Oberseminar "Mathematik des Maschinellen Lernens und Angewandte Analysis" -Albert Alcalde Zafra
Clustering in pure-attention hardmax transformers
Datum: | 20.11.2024, 14:00 - 15:00 Uhr |
Kategorie: | Veranstaltung |
Ort: | Hubland Nord, Geb. 40, 01.003 |
Veranstalter: | Institut für Mathematik |
Vortragende: | Albert Alcalde Zafra, FAU |
Transformers are extremely successful models in machine learning with poorly understood mathematical properties. In this talk, we rigorously characterize the asymptotic behavior of transformers with hardmax self-attention and normalization sublayers as the number of layers tends to infinity.
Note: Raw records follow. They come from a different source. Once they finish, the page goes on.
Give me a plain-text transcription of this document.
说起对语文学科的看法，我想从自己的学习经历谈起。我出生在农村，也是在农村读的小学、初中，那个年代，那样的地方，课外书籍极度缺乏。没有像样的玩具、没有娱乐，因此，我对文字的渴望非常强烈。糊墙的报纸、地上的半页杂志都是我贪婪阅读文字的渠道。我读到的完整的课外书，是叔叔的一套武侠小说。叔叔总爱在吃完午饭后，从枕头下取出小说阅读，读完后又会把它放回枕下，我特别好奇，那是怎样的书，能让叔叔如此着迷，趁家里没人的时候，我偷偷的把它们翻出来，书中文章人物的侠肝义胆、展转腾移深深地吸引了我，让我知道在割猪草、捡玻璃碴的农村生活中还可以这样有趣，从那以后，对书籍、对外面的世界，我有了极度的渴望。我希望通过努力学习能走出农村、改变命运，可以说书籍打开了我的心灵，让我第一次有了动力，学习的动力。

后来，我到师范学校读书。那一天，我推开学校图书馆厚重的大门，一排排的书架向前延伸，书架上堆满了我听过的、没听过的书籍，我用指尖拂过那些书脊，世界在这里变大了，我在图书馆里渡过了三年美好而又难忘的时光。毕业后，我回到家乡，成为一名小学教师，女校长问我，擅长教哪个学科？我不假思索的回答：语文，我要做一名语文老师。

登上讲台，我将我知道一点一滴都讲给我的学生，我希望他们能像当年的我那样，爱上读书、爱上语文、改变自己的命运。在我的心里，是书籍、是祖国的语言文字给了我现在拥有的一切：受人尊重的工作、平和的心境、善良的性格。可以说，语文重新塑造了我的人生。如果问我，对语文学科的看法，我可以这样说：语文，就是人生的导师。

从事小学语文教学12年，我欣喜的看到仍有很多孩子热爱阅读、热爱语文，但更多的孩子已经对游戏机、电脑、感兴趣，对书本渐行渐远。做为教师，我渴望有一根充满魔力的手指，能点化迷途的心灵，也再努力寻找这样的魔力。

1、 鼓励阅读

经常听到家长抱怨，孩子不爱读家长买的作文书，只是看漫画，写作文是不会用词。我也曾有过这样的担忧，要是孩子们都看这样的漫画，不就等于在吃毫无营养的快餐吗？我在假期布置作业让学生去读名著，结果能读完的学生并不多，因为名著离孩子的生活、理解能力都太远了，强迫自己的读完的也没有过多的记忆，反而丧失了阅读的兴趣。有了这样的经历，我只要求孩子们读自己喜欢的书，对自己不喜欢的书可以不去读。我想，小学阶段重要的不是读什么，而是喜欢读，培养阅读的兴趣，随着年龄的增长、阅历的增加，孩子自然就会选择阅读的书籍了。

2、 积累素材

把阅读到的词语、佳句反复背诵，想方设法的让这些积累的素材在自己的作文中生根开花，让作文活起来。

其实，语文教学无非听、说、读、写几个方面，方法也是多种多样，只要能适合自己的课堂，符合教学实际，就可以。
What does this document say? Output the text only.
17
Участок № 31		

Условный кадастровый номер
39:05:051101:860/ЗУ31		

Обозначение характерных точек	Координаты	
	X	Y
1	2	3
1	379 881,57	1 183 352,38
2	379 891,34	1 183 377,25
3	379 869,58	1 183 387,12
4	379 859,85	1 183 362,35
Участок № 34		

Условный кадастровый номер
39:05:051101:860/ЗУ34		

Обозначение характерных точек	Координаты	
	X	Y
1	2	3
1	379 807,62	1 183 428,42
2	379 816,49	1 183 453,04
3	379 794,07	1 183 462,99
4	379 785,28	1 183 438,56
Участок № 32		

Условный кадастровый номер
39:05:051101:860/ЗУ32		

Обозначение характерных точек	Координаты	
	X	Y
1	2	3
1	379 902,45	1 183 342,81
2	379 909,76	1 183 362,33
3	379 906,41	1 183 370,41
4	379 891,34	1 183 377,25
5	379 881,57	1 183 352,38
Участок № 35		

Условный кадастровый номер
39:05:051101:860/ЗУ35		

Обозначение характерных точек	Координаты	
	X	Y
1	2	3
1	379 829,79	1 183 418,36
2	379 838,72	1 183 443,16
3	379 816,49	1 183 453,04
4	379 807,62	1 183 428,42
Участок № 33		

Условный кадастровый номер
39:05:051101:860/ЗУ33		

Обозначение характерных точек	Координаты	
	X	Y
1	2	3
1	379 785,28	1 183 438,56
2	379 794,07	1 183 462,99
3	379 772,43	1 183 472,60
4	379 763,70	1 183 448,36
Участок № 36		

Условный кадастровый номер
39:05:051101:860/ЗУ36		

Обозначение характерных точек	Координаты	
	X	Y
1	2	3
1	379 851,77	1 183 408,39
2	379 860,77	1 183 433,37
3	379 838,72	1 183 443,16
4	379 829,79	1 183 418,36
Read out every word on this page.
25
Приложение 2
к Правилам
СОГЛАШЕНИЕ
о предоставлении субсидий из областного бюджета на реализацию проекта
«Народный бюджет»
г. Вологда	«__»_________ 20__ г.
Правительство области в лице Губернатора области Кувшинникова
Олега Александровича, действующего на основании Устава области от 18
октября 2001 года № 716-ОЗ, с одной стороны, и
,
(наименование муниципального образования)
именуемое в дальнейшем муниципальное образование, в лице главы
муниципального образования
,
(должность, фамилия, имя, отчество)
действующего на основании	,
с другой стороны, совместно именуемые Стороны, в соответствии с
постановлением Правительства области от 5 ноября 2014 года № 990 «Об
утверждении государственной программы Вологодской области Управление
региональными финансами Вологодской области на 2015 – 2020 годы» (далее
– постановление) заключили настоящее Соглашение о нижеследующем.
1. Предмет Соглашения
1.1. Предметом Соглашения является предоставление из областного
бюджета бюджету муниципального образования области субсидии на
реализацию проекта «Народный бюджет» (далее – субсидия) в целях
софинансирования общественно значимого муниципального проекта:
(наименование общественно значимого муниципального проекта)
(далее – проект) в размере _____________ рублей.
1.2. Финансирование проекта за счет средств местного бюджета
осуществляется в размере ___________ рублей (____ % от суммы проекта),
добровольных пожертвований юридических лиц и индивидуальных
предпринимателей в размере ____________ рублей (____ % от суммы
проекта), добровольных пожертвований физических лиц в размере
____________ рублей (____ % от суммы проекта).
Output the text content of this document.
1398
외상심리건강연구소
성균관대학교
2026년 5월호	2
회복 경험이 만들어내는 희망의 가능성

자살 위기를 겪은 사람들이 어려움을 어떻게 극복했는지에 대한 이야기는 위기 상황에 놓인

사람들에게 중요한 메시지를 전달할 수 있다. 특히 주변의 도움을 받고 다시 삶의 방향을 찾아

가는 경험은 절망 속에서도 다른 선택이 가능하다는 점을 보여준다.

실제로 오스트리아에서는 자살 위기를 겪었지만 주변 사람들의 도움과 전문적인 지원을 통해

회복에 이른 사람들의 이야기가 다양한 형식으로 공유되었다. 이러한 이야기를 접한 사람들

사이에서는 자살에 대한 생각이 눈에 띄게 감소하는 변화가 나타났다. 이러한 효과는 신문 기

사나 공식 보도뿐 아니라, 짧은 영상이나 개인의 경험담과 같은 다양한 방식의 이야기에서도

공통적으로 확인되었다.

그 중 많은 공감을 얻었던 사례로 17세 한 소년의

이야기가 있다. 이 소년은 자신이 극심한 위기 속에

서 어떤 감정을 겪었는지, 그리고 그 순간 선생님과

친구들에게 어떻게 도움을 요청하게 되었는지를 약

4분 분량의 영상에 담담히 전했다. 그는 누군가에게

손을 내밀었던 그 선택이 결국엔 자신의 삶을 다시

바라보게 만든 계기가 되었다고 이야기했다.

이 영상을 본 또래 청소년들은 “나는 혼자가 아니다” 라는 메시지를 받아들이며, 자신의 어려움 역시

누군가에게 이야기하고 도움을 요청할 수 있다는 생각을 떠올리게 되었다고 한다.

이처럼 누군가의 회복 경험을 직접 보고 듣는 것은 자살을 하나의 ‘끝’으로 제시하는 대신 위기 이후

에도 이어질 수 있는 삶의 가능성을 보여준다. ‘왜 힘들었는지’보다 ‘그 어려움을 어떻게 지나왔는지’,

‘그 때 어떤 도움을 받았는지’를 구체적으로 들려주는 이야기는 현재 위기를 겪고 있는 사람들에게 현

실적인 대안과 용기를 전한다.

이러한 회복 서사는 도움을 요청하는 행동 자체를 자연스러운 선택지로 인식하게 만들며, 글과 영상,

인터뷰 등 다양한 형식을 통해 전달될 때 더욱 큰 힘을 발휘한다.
By viewing such transformers as discrete-time dynamical systems describing the evolution of interacting particles in a Euclidean space, and thanks to a geometric interpretation of the self-attention mechanism based on hyperplane separation, we show that the transformer inputs asymptotically converge to a clustered equilibrium determined by special particles we call leaders. We leverage this theoretical understanding to solve a sentiment analysis problem from language processing using a fully interpretable transformer model, which effectively captures ‘context’ by clustering meaningless words around leader words carrying the most meaning.